John Niyo and Rod Beard discuss the state of the Pistons after the trade deadline and what fans can expect without Andre Drummond in the lineup. The Detroit News
Detroit — About a month ago, Pistons rookie Sekou Doumbouya was the toast of the town. For those casual fans who didn’t know him, they got an impromptu introduction to the first-round pick with his iconic dunk over the Cleveland Cavaliers’ Tristan Thompson.
After spending most of his rookie season in the G-League with the Grand Rapids Drive, Doumbouya was thrust into the limelight within the next week, with a showcase game against the Boston Celtics, with a career-high 24 points.
He’s struggled since. Doumbouya, at 19, is the youngest player in the NBA and sometimes that spotlight suits young players; sometimes, it starts to melt the unfinished veneer of unproven players.
“I’m very concerned with Sekou and the fact that he’s a young kid, his outlook, his demeanor,” Casey said. “He should be having the most fun of anybody; have all the girls and fun and whatever you want to do.
“Enjoy life; play basketball. You’re playing in the NBA — have fun.”
Casey noticed that Doumbouya doesn’t have the same joie de vivre that he had during his hot streak. Doumbouya, who is from Guinea and played professionally in France, hasn’t had the same bounce in his step and has seemed to have an epiphany that the NBA means “No Boys Allowed” as much as anything.
The European style doesn’t always translate immediately to the NBA and there’s a certain level of fire and brimstone that any good player has to have to endure the day-to-day physical and emotional challenge in playing in the world’s best league.
For Doumbouya, it’s been an adjustment.
“That’s the thing that bothers me. The intensity, the effort has got to come from our young guys and he’s one of the young guys,” Casey said. “I haven’t seen that in the last couple of weeks. He’s getting the opportunity so far.

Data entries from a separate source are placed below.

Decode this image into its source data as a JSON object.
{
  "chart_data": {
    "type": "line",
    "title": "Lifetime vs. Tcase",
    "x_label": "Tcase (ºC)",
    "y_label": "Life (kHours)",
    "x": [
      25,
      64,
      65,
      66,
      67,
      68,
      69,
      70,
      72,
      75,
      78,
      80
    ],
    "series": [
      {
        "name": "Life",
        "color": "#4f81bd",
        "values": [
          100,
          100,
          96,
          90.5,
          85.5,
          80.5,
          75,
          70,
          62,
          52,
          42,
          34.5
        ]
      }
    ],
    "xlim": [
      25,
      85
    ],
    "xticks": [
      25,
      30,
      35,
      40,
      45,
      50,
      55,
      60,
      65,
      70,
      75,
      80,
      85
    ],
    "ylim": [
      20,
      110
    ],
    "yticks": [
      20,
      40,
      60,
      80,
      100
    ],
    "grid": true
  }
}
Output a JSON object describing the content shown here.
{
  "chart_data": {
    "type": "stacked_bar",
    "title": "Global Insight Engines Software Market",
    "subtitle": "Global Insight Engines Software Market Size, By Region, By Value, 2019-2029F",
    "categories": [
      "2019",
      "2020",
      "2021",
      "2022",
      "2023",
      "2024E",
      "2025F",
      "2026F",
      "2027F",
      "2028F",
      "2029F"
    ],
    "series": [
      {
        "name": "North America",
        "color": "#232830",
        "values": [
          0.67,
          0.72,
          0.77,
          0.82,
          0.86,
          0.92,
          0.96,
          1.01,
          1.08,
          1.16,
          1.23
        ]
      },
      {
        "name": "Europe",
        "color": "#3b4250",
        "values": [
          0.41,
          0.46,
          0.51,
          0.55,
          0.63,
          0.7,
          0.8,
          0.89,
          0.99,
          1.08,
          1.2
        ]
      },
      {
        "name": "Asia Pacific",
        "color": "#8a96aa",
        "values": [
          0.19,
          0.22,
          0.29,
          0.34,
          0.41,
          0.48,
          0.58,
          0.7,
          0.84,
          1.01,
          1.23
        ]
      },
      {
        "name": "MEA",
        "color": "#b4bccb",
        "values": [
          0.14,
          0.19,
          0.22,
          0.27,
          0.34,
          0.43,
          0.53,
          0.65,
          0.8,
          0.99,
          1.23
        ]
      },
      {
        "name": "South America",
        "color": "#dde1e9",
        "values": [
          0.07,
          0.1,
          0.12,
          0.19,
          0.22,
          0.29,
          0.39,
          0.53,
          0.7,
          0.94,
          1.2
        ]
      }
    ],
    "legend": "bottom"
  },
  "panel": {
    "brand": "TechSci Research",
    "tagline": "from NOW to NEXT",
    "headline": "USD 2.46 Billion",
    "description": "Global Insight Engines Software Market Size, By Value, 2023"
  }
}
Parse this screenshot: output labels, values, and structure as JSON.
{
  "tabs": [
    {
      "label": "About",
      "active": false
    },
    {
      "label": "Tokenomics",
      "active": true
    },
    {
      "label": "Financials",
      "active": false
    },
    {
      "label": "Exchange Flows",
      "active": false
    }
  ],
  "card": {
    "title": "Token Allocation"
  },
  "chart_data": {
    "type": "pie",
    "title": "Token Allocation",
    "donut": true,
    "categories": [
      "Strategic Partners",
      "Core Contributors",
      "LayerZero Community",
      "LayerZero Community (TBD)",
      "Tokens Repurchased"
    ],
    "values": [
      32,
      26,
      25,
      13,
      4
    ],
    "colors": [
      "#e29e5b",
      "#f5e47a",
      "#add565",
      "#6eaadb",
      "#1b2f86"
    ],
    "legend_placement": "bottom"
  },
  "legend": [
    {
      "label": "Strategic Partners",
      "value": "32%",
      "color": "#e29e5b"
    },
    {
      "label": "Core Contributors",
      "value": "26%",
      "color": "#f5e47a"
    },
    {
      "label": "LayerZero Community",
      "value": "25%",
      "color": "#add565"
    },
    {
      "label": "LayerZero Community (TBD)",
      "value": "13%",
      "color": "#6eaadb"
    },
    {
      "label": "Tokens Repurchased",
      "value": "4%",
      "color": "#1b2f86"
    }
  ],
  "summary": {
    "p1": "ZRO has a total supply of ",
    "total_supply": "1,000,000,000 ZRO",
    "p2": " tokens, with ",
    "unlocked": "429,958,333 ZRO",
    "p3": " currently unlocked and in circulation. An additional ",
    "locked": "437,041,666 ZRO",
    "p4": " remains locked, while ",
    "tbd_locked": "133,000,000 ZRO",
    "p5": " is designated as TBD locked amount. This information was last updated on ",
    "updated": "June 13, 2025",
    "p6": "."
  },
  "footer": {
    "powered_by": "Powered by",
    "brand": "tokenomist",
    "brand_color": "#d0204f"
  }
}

“You’re going to make mistakes in this league as a young player, but lack of intensity shouldn’t be one of them. Lack of passion, his joy of playing, (he should be) bright-eyed and bushy-tailed.”
Since that career game in Boston on Jan. 15, Doumbouya’s production has cratered: 5.5 points, 28% on field goals and 24% on 3-point field goals. That included Casey sitting him against the Raptors and Doumbouya’s playing time dropping to 22 minutes during that stretch.
To some degree, there’s a rookie wall that Doumbouya has hit, with the condensed NBA schedule and the mental and physical challenges. Doumbouya was the 15th pick in the draft last summer and many other rookies are having similar struggles.
Senior adviser Ed Stefanski, the Pistons’ de facto general manager, noted that Doumbouya’s play has been up and down, but the franchise is taking a slower approach in assessing how he can help best.
“Sekou is a roller coaster. Sekou just turned 19 and he's playing exactly how I thought. He's played at times and you go, ‘Wow,’ and then other times go, ‘Where the hell is he?’
“So, I feel good that what Sekou has shown. And if Sekou is what we think he is, where he'll focus and try to become the best player possible, then maybe we have something there.”
Casey has said Doumbouya could spend another stint with the Drive to help get his confidence back and to get more time to practice and work on developing his game, out of the spotlight of the Pistons and the hectic schedule.
Both the Drive and Pistons will be on the All-Star break later this week, and a few days away from the game could be as beneficial to Doumbouya as it is to some of the veterans.
The roller coaster has been up and down, so it certainly can go back up.